Akhtari’s (55) three-month-old granddaughter was allegedly hit by pieces of glass when stones pelted towards her house broke the windowpanes. Fearing for their safety, Akhtari has sent her daughter-in-law and granddaughter to Saharanpur. Meanwhile, her two sons, Rais (35) and Babur (24), have been arrested by the police.
“The people in the procession had brought stones in jute bags in their tractors. The attack was pre-planned. This is the fourth day since the incident. The police are still picking up people. They said they’d only let us live in peace after they’ve arrested 40 people,” said Akhtari.
Several Muslim Residents Have Fled Their Homes
Many of the Muslim homes in the village now stand abandoned. The Quint visited four neighbouring villages to meet the Muslim families who left Dada Jalalpur. However, fearing the police and targeting by locals, they refused to speak. The sarpanch (head) of a Muslim-majority village told this reporter that on the night of 16 April, several hundred Muslims came to his village for safety. They however left for their relatives' places in Uttar Pradesh the very next morning, he said.

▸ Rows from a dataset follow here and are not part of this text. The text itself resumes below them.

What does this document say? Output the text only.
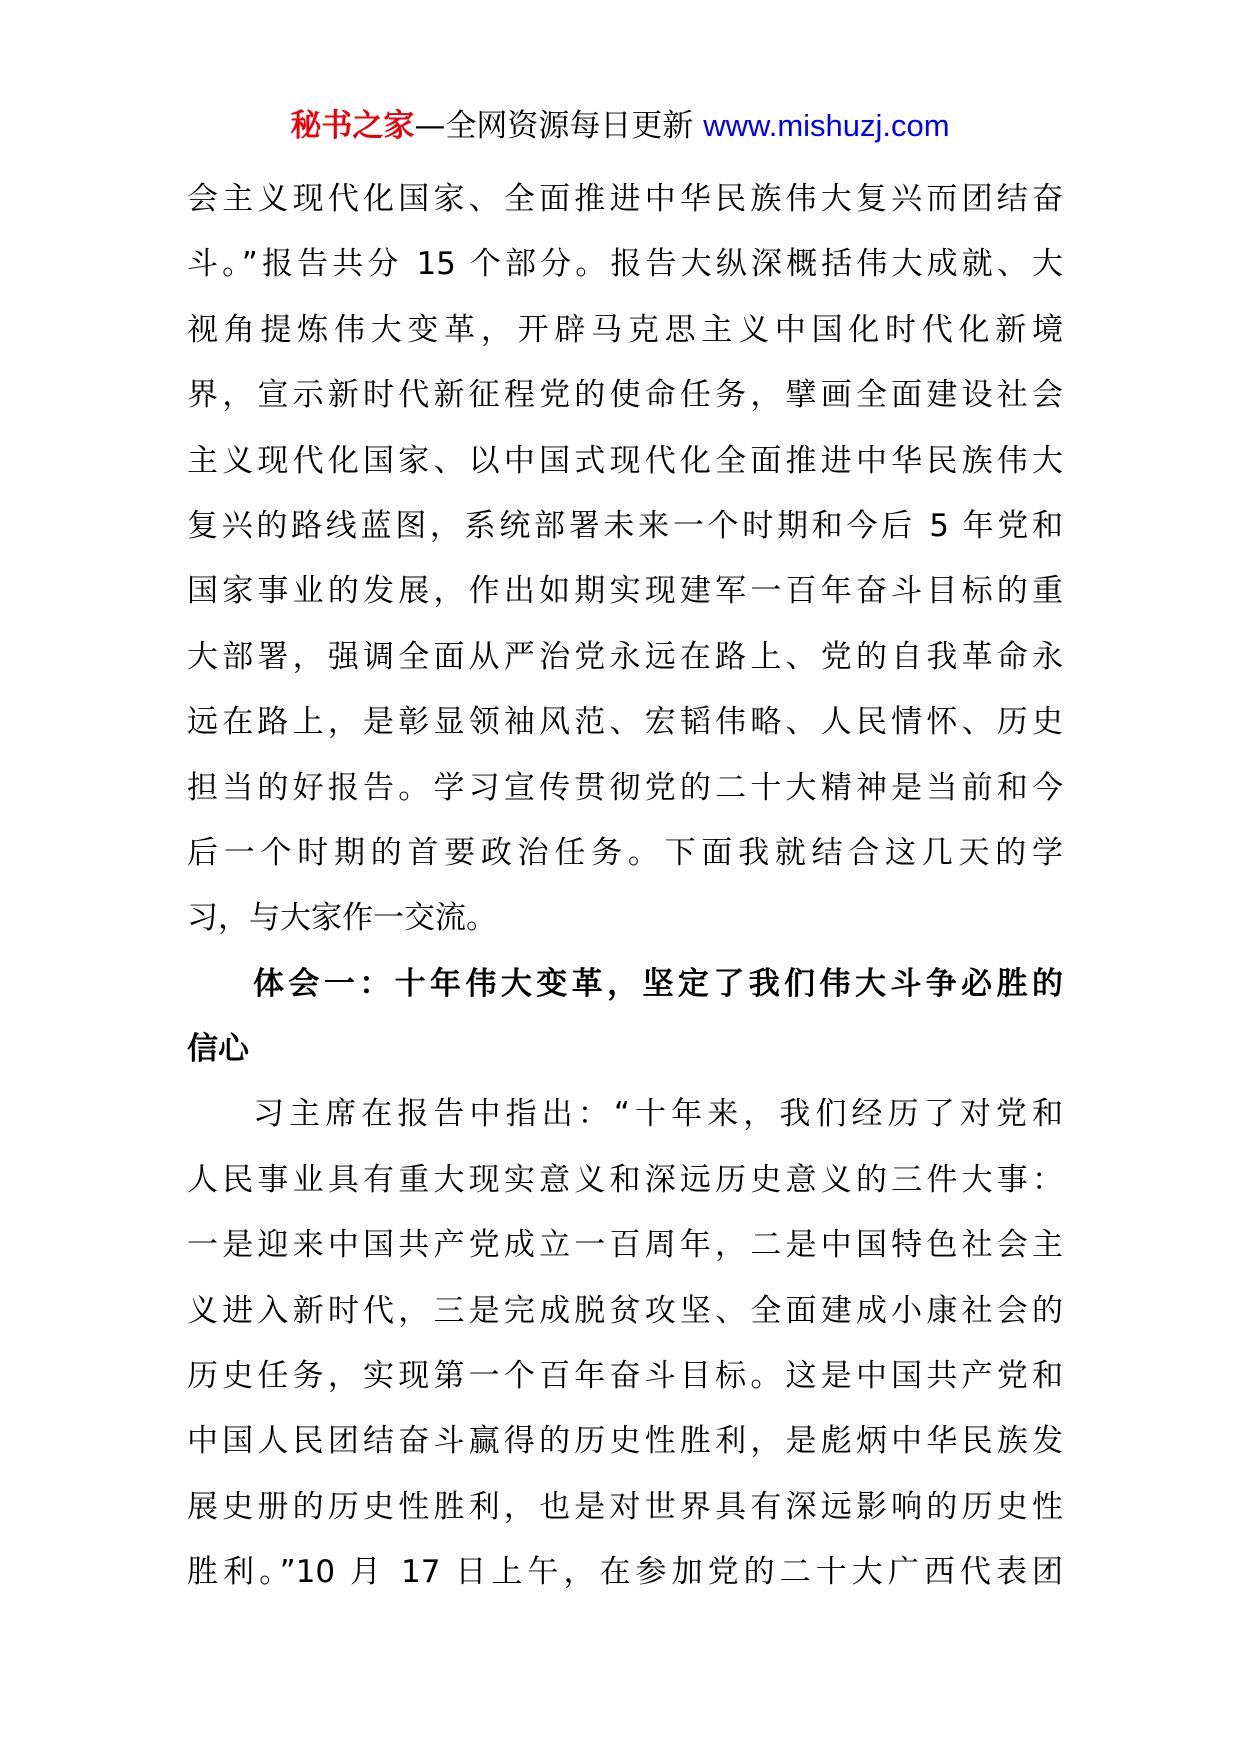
秘书之家—全网资源每日更新 www.mishuzj.com
会主义现代化国家、全面推进中华民族伟大复兴而团结奋
斗。”报告共分 15 个部分。报告大纵深概括伟大成就、大
视角提炼伟大变革，开辟马克思主义中国化时代化新境
界，宣示新时代新征程党的使命任务，擘画全面建设社会
主义现代化国家、以中国式现代化全面推进中华民族伟大
复兴的路线蓝图，系统部署未来一个时期和今后 5 年党和
国家事业的发展，作出如期实现建军一百年奋斗目标的重
大部署，强调全面从严治党永远在路上、党的自我革命永
远在路上，是彰显领袖风范、宏韬伟略、人民情怀、历史
担当的好报告。学习宣传贯彻党的二十大精神是当前和今
后一个时期的首要政治任务。下面我就结合这几天的学
习，与大家作一交流。
体会一：十年伟大变革，坚定了我们伟大斗争必胜的
信心
习主席在报告中指出：“十年来，我们经历了对党和
人民事业具有重大现实意义和深远历史意义的三件大事：
一是迎来中国共产党成立一百周年，二是中国特色社会主
义进入新时代，三是完成脱贫攻坚、全面建成小康社会的
历史任务，实现第一个百年奋斗目标。这是中国共产党和
中国人民团结奋斗赢得的历史性胜利，是彪炳中华民族发
展史册的历史性胜利，也是对世界具有深远影响的历史性
胜利。”10 月 17 日上午，在参加党的二十大广西代表团
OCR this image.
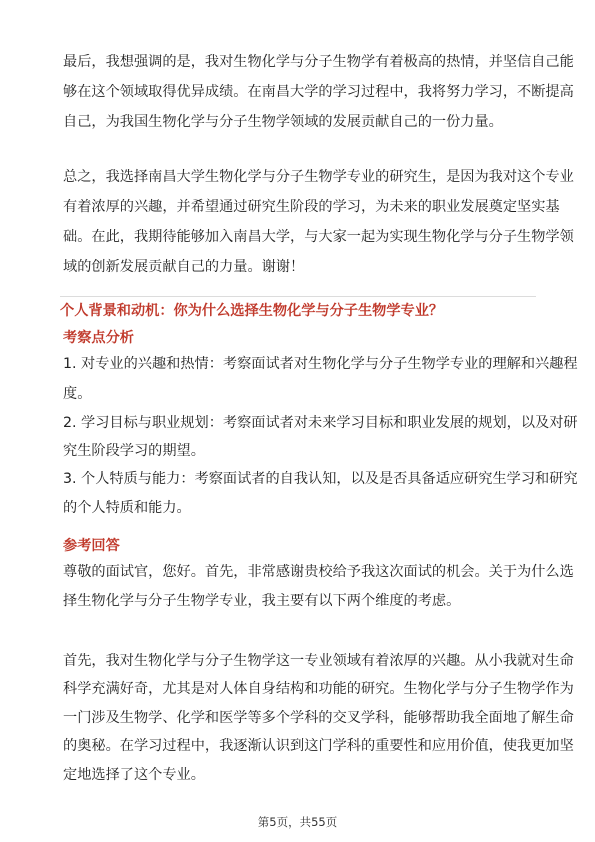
最后，我想强调的是，我对生物化学与分子生物学有着极高的热情，并坚信自己能

够在这个领域取得优异成绩。在南昌大学的学习过程中，我将努力学习，不断提高

自己，为我国生物化学与分子生物学领域的发展贡献自己的一份力量。

总之，我选择南昌大学生物化学与分子生物学专业的研究生，是因为我对这个专业

有着浓厚的兴趣，并希望通过研究生阶段的学习，为未来的职业发展奠定坚实基

础。在此，我期待能够加入南昌大学，与大家一起为实现生物化学与分子生物学领

域的创新发展贡献自己的力量。谢谢！

个人背景和动机：你为什么选择生物化学与分子生物学专业？
考察点分析

1. 对专业的兴趣和热情：考察面试者对生物化学与分子生物学专业的理解和兴趣程

度。

2. 学习目标与职业规划：考察面试者对未来学习目标和职业发展的规划，以及对研

究生阶段学习的期望。

3. 个人特质与能力：考察面试者的自我认知，以及是否具备适应研究生学习和研究

的个人特质和能力。

参考回答

尊敬的面试官，您好。首先，非常感谢贵校给予我这次面试的机会。关于为什么选

择生物化学与分子生物学专业，我主要有以下两个维度的考虑。

首先，我对生物化学与分子生物学这一专业领域有着浓厚的兴趣。从小我就对生命

科学充满好奇，尤其是对人体自身结构和功能的研究。生物化学与分子生物学作为

一门涉及生物学、化学和医学等多个学科的交叉学科，能够帮助我全面地了解生命

的奥秘。在学习过程中，我逐渐认识到这门学科的重要性和应用价值，使我更加坚

定地选择了这个专业。

第5页，共55页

“We have not fed our cattle. We have not fed our children. We have not eaten anything. We barely managed to save ourselves,” said Ishtikhar, 74, a farmer. Ishtikar has sent his two sons away fearing their arrests.
“We celebrate only one festival in a year. During that too, they have started taking out these processions. Why don’t they let us live in peace?” asked Gosin. According to Gosin, Mustakim is lodged in Roorkee Jail. She said all her Muslim neighbours are leaving the village and they have asked her as well to go to her mother’s place in Saharanpur, Uttar Pradesh.
Speaking on the current situation in the village, Parveen said, “I’m so afraid, I keep my house locked all day. I’ve sent my son away. I have been keeping fast (for Ramzan) without having Sehri (pre-dawn meal for fast) for the last three days.” While this reporter was in Dada Jalalpur, a few Muslim residents came back to take away their belongings.